Concluding a list of supplemental materials on Mother’s Day, the author notes, “There have been many poems written in praise of and in memory of ‘My mother’.” Wouldn’t you know, I just happen to have a collection of poems and prose about Mother: “Far Above Rubies: My Mother” compiled by Mary W. Lightfoot (1970). Lightfoot begins the collection with lines from Proverbs “Who can find a virtuous woman? for her price is far above rubies” (31:10-12). “Her children rise up and call her blessed; her husband also, and he praiseth her” (31:28).  

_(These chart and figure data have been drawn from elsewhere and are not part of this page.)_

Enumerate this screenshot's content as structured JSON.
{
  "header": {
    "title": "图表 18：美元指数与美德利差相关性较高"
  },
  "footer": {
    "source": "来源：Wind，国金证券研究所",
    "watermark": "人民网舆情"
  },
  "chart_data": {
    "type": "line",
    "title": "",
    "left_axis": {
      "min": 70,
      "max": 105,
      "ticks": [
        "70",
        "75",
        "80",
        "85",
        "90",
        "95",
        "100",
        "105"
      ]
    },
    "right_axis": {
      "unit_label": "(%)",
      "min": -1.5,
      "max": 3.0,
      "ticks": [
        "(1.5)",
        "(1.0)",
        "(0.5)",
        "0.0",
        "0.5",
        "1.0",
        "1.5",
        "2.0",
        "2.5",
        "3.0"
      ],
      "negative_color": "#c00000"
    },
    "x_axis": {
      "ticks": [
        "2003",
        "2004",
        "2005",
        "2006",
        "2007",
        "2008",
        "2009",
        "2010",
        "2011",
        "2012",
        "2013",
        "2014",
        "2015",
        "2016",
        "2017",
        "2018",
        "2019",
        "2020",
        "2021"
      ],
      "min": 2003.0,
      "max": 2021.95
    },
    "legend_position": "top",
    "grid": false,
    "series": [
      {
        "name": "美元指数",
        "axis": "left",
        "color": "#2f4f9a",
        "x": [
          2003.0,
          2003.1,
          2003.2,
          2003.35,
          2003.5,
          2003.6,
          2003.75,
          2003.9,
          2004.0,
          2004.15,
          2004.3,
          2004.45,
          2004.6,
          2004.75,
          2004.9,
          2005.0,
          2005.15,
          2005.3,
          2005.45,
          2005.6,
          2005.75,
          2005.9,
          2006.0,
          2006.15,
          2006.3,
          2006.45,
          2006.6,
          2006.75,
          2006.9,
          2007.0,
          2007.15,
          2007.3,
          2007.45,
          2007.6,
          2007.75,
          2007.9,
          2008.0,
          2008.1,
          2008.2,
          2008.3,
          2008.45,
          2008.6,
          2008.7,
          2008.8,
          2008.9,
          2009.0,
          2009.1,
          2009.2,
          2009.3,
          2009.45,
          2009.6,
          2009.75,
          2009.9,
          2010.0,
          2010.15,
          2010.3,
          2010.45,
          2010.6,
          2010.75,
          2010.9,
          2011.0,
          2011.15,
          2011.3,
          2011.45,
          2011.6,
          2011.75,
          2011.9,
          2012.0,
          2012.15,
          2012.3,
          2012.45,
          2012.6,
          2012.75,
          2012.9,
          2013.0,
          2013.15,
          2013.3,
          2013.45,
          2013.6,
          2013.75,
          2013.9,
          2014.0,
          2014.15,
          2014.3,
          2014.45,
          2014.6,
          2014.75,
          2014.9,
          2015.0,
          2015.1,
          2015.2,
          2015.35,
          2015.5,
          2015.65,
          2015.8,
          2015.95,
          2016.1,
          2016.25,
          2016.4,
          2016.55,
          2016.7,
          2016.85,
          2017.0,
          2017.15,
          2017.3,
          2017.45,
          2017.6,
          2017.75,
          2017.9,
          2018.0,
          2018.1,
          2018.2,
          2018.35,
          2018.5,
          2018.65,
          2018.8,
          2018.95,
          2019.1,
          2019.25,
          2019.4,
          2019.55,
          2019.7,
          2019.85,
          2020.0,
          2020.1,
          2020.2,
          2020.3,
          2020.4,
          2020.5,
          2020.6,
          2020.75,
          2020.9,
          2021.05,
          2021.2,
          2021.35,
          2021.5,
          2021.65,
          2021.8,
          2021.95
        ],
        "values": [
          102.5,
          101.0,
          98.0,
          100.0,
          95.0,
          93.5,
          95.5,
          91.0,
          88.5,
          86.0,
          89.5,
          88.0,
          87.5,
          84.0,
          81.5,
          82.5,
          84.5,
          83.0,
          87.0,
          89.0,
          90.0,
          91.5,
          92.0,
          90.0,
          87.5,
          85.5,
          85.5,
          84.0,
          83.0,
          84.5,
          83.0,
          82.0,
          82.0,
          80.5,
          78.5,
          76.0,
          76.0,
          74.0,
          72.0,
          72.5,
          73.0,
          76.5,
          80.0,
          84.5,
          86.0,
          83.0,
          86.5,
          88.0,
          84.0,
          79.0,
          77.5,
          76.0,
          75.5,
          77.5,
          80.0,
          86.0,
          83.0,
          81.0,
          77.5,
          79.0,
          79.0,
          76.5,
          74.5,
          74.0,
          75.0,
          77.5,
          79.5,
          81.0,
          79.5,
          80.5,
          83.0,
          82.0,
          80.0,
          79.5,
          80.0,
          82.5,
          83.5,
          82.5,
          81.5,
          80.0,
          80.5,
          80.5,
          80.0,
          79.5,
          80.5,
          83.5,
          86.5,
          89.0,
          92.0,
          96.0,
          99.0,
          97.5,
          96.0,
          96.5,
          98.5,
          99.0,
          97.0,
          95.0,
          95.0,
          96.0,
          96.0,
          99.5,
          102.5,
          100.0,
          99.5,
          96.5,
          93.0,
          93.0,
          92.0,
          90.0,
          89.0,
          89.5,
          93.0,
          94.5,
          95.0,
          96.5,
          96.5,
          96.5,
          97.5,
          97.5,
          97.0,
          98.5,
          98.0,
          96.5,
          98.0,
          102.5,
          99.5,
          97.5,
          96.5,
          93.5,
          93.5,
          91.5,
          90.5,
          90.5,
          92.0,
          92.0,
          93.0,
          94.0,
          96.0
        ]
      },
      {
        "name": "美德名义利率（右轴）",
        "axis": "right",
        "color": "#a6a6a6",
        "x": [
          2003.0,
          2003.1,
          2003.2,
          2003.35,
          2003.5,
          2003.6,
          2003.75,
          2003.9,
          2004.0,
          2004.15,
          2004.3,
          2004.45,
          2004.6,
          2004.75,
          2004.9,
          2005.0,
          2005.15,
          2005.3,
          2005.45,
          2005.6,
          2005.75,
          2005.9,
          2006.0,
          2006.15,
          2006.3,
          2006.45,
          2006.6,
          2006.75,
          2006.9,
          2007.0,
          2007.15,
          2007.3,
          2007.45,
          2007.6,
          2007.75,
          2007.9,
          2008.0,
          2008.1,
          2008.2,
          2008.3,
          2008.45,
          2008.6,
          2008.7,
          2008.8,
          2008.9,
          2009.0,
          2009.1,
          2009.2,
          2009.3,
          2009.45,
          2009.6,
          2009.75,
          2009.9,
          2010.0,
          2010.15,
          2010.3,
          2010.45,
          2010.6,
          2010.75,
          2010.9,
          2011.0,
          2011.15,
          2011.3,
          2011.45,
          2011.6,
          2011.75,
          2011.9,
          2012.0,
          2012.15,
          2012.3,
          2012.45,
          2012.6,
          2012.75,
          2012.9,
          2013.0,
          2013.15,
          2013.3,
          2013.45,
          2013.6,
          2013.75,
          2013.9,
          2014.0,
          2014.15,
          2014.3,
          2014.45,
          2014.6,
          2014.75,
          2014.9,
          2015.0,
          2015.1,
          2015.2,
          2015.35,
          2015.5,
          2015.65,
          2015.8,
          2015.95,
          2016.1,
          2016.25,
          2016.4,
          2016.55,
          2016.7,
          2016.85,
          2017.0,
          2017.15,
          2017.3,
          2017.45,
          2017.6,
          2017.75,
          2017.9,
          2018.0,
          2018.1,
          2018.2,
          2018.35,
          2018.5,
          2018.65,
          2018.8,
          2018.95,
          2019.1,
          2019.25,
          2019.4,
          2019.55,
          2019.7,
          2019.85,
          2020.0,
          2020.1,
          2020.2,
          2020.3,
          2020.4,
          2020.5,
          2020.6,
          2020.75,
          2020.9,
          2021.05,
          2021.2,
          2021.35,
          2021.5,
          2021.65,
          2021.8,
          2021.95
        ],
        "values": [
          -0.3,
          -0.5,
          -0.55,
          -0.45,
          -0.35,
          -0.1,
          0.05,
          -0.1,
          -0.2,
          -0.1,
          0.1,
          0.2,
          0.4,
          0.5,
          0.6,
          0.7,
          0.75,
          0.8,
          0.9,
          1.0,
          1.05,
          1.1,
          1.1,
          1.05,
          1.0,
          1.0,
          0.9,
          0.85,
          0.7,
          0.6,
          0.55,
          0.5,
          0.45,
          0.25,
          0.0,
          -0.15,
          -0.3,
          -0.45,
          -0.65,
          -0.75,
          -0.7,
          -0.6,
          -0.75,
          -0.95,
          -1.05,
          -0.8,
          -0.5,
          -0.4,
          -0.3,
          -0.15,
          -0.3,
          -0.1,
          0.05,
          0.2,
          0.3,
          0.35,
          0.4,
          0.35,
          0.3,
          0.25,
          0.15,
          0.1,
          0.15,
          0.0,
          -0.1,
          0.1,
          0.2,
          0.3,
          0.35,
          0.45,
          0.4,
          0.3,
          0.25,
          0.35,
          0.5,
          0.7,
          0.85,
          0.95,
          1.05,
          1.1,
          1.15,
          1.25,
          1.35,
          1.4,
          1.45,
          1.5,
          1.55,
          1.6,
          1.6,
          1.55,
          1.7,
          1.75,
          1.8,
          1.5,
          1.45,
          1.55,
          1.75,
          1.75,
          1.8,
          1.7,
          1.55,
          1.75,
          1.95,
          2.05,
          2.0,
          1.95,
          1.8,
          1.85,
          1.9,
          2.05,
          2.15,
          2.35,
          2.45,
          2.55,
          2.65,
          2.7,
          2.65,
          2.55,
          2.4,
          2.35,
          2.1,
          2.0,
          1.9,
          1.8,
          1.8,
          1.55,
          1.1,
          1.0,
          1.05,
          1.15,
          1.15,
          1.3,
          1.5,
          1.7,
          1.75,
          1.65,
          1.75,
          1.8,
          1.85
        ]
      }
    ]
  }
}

This short book is divided into three sections, Abiding Love, Lasting Influence, and Gratitude, and each has selections that will pull at your heartstrings, and make you laugh. For example, a story titled “The Door to the Heart” tells of a young woman who left her widowed mother for a “gay and dissolute life in a big city.” The mother prays she will return home someday and after many months she does! She returns in the middle of the night to find the door to her mother’s home unlocked. She asks why it had been left open “this late at night.” To which the mother replied that she’d not locked it since the daughter went away “so that no matter the day or the hour you might know you were welcome to enter at once.”

Here’s a funny story. Two women are sitting on a bench. The one’s three children “gleefully tumbled and cavorted while the other woman, who was childless, looked on and said: ‘I would give ten years of my life to have such wonderful children.’ After a moment’s reflection, the mother said, ‘Yes, three children cost just about that’.”

The poetry selections are likewise sentimental and lovely. Edgar Allen Poe’s “To My Mother” was written for his mother-in-law! “But you,” he says, “are mother to the one I love so dearly… .” There’s another by Alice Allen comparing … well, Alice says it better that I: “Her heart is like her garden, Old-fashioned, quaint and sweet, With here a wealth of blossom, And there a still retreat.”

There is something about this book—this particular book on my desk right now—that I find sad. Clearly it was marketed—no doubt in a greeting card store—especially for Mother’s Day. A corner of the title page has lines for “To,” “From,” and “Date.” This particular book is “To Mother with Love, Mary and Bill, May 14, 1972.” It’s in beautiful cursive handwriting with flourishes on the “Ms” in Mother, Mary, and May. Tucked away inside the pages is a little piece of light blue paper with pasted-on cut-out yellow flowers and another pasted-on smaller piece of paper on which is again written “To: Mother. From Mary & Bill.” Between the beautiful handwriting and the childlike decoration, I can’t figure out how old Mary and Bill might have been when they gave this book to their mother. Nor do I know how this book (and the corresponding one from Mary & Bill to “Our Daddy”) found its way to a junk store. I just can’t imagine Mary & Bill not wanting to pass this book bygone on to their children. Can you?

“Anniversaries and Holidays: A Calendar of Days and How to Observe Them.” Mary Emogene Hazeltine. American Library Association, Chicago. 1928. Available at MSU Mitchell Memorial, West Point, and Aberdeen libraries and at online booksellers.

“Far Above Rubies: My Mother.” Mary W. Lightfoot, ed. The World Publishing Company, New York. 1970. Available at online booksellers. 


  1. This was sweet. Even though I can't express it very poetically, I love you Mom. Happy Mother's Day!